One mistake I made was only focusing on the fun parts.  Like, toilet cloth and cloth diapers are fun.  The farm share was fun (until the end of my pregnancy, when I skipped a bunch.)  Even foregoing the a/c was fun after a fashion (satisfies the martyr in me.)  Charts and weighing trash?  Total fun.

Then there was the moderately or fleetingly fun:  growing food (too late in season/potting soil debacle), tracking water usage based on estimates, cutting car trips unless absolutely necessary (we cut a bunch, but honestly could’ve cut more if we wanted to.)

Last, the not fun:  not shopping.  Boy, did I ever suck at this one.  It’s hard not to buy things, or rather, to tell yourself you really don’t need something when you want it.  I did a lot of justifying my purchases–‘I need maternity clothes!  We don’t have any boy baby clothes!  The baby needs a dresser!  Look, that desk would be perfect!  Lucy needs school clothes!’  Some of it was stuff we had always planned on doing (had been looking for a new desk since we moved in here.  Ditto dresser for me, floor lamp which is on its way, and bed mentioned in prior post.)  Some was spendy because I wanted to buy organic cotton for the kids.  Some will save my ass now that I am not pregnant but a size 10 when my other clothes are 2’s.  Some was just plain because I was bored.  This is the sort of knowledge that will save me in the future–when bored, must stay away from shops and internet.

Another un-fun thing was giving up eating/take-out.  So we really didn’t.  I tracked separately, and we ate from a restaurant several times a week.  I didn’t count it in the overall numbers because I’m not the person who cooks and therefore wasn’t comfortable telling C that he couldn’t get take-out if he didn’t feel like cooking.   I tried cooking, but I really do hate it.  That said, do I need to get over that hatred?  A-yup, I sure do.

Now that I have visited the Riot Confessional here, I want to focus on the stuff we need to do to get back on track.  Not for the 90%, but for a long-term sustainability.  Here goes:

  1. We will get the mattress and eat the trash weight if I can’t find someplace that will take it and refurbish/recycle/what-have-you.  We’re going to need a better bed no matter what, and Riot aside, it makes little difference when we get it.
  2. Full-time cloth-diapering starts today.  The belly button is healed so no more excuses.  Lucy is finally out of pull-ups at night, so that will leave the cat litter as the major trash drag.  I will be making a separate category for one-time trash weights that will count against our yearly allowance but allow us to see where we would be without it.
  3. I’ve fallen off with electricity reduction since the baby came home, but will start back up again.  I’ve gotten the dishwasher to every other day so the major drains are computer/peripherals, fridge, tv.  Will replace phone/answering machine combo with plain phone as soon as I find out how to set up the voice mail.  Will replace battery in alarm clock and unplug.  Will replace bathroom lights with cfls as soon as I find vanity bulbs and others burn out.
  4. Heat goes off as soon as insulating drapes/quilt for Lucy’s bed get here.  Will start out turning off main room heaters first, though, then move to bedrooms if we’re surviving.  Actually, we can turn off main room heaters before we get that stuff.  We can only do it with radiator valves, so I’m just hoping it actually makes a difference.  Maybe should research a little…

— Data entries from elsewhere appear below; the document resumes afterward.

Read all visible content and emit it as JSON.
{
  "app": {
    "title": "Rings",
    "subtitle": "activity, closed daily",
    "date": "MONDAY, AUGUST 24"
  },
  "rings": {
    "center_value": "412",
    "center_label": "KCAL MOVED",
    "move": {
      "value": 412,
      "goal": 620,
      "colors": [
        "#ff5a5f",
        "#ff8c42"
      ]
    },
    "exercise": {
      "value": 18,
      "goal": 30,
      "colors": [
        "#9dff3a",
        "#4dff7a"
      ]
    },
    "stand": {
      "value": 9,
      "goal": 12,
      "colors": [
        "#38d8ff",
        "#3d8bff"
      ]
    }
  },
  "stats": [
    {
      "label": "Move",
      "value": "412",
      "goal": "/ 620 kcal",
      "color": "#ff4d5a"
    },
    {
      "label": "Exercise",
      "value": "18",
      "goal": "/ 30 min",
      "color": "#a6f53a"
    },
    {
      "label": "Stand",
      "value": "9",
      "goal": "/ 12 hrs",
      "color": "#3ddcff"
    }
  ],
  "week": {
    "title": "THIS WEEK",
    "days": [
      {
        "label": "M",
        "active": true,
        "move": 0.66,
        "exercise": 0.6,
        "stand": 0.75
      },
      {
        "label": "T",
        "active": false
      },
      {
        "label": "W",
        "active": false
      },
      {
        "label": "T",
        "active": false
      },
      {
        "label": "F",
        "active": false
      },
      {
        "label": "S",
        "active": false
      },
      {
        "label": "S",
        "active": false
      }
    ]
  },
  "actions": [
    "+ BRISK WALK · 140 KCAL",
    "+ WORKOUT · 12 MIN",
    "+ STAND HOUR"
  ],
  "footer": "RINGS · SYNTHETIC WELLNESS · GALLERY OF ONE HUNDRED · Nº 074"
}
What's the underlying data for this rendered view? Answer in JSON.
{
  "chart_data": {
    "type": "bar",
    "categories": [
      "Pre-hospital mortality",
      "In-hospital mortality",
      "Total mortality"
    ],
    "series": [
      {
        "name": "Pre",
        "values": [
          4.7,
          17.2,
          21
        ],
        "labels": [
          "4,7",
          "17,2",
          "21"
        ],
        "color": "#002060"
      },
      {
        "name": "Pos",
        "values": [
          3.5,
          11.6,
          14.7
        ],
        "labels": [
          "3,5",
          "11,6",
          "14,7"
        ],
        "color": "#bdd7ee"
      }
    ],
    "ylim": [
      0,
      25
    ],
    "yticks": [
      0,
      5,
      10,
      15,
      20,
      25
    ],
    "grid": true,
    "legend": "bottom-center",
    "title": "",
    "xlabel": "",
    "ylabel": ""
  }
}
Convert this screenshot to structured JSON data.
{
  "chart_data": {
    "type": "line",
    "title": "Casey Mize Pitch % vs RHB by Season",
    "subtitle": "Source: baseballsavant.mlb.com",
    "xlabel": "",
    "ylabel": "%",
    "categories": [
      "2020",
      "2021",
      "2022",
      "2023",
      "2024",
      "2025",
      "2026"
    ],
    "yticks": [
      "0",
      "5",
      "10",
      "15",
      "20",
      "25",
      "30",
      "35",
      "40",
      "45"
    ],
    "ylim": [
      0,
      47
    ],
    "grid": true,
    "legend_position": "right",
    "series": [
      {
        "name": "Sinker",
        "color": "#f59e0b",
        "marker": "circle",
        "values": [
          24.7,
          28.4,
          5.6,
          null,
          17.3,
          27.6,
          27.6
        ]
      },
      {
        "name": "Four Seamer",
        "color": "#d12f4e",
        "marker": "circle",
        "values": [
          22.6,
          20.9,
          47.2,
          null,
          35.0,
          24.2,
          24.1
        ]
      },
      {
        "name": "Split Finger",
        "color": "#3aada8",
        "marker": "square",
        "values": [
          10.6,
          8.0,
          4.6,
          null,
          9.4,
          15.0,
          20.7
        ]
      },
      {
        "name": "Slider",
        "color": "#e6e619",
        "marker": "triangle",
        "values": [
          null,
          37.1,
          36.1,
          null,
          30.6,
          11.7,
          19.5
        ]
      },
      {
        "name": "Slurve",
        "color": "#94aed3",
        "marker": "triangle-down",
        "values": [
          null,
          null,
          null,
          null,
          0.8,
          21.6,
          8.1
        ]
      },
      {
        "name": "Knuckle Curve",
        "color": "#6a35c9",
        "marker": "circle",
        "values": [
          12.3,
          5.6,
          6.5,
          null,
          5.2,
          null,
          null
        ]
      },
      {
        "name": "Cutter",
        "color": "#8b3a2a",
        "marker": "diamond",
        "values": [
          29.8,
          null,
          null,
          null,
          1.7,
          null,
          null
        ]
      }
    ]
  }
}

And overall?  I need to remember, always, that just because I’m doing more than average doesn’t mean there isn’t even more I need to do.  I can get to a 90% reduction, just not as fast as I’d like.  I’m at 75% reduction when you take out consumer goods, and that’s pretty damn good.  I just have to regroup and learn from my missteps.  Even with CG, I’m 46% below average for the year (72% for October).  If we keep on October’s track, we’ll be at 59% reduction for the year (78%reduction w/o CG.)  Not too terrible considering my serious missteps of the summer.

Not terrible, but not cause for slacking off.  I still want to have 90% reduction for at least one month this year, and then for all the rest.  It’s past the point of interesting project, after all.  It’s really about survival.  The back-patting is nice, but the ‘more’ isn’t enough.